Purpose: Two-dimensional mapping of arterial tissue by MALDI-MSI for in-situ visualization of proteins, metabolites and lipids.
Methods: Human pathological arteries and healthy mammary arteries were obtained from patients subjected to carotid endarterectomy and from patients admitted for coronary artery bypass surgery, respectively. An early model of atherosclerosis was performed by feeding rabbits with regular diet (control group) and with cholesterol-rich diet (pathological group). Following histological characterization, specific methods for visualization of metabolites, proteins and lipids in their original locations inside the different arterial layers (intima, media) were set-up. Aortic tissue from both animal groups was dissected and comparatively analyzed by MALDI-MSI, using sinapinic acid, 2,5-dihidroxybenzoic acid and 9-aminoacridine as matrix for proteins, lipids and metabolites respectively. Experiments were performed in an UltrafleXtreme MALDI-ToF/ToF and a Solarix FT-ICR (BrukerDaltonik) instruments.
Results: Protein evaluation resulted in 15 m/z values defining media or intima layers. From them six are significant altered between control and pathological animals. Two of them are localized in the media layer and the other four in the intima. There are 8 m/z values of metabolites identifying lipids. All of them are localized in the intima layer and are significantly altered when comparing control and atherosclerotic tissue. Lipids analysis show 11 masses (m/z) defining intima, 8 of them specifically localized in the plaque region. A couple of them are varied with significance.

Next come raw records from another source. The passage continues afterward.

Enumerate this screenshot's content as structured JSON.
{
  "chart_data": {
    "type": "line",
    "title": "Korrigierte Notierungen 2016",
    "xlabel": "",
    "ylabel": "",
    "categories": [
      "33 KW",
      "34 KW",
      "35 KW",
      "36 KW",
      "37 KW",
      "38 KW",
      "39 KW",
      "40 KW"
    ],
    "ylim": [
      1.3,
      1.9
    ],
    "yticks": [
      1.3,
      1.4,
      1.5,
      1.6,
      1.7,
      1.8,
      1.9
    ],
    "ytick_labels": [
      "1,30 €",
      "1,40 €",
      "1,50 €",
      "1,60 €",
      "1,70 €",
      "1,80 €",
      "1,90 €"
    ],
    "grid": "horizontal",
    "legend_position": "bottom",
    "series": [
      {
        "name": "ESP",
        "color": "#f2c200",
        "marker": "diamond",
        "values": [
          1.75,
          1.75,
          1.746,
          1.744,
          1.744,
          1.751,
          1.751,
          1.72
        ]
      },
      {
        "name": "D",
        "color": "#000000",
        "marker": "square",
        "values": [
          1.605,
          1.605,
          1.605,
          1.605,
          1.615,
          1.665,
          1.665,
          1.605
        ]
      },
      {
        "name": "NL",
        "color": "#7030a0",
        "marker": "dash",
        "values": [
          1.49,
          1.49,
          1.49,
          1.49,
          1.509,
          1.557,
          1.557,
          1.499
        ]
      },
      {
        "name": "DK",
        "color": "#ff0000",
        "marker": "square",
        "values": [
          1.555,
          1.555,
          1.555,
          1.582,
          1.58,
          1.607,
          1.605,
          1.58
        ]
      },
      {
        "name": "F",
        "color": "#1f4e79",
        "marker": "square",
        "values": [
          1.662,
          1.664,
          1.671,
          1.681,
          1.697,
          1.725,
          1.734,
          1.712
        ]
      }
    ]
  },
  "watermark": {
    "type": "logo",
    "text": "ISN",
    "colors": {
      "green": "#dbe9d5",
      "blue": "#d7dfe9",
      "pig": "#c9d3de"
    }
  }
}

Conclusions: A novel protein MALDI-MSI protocol for human atherosclerotic lesions and healthy arteries has been developed and successfully applied. A panel of 15 m/z consisting in proteins, metabolites and lipids are here described to be significant involved in atherosclerosis and, importantly, its identification goes together with their localization, helping enormously in the study of underlying mechanism of atherosclerosis.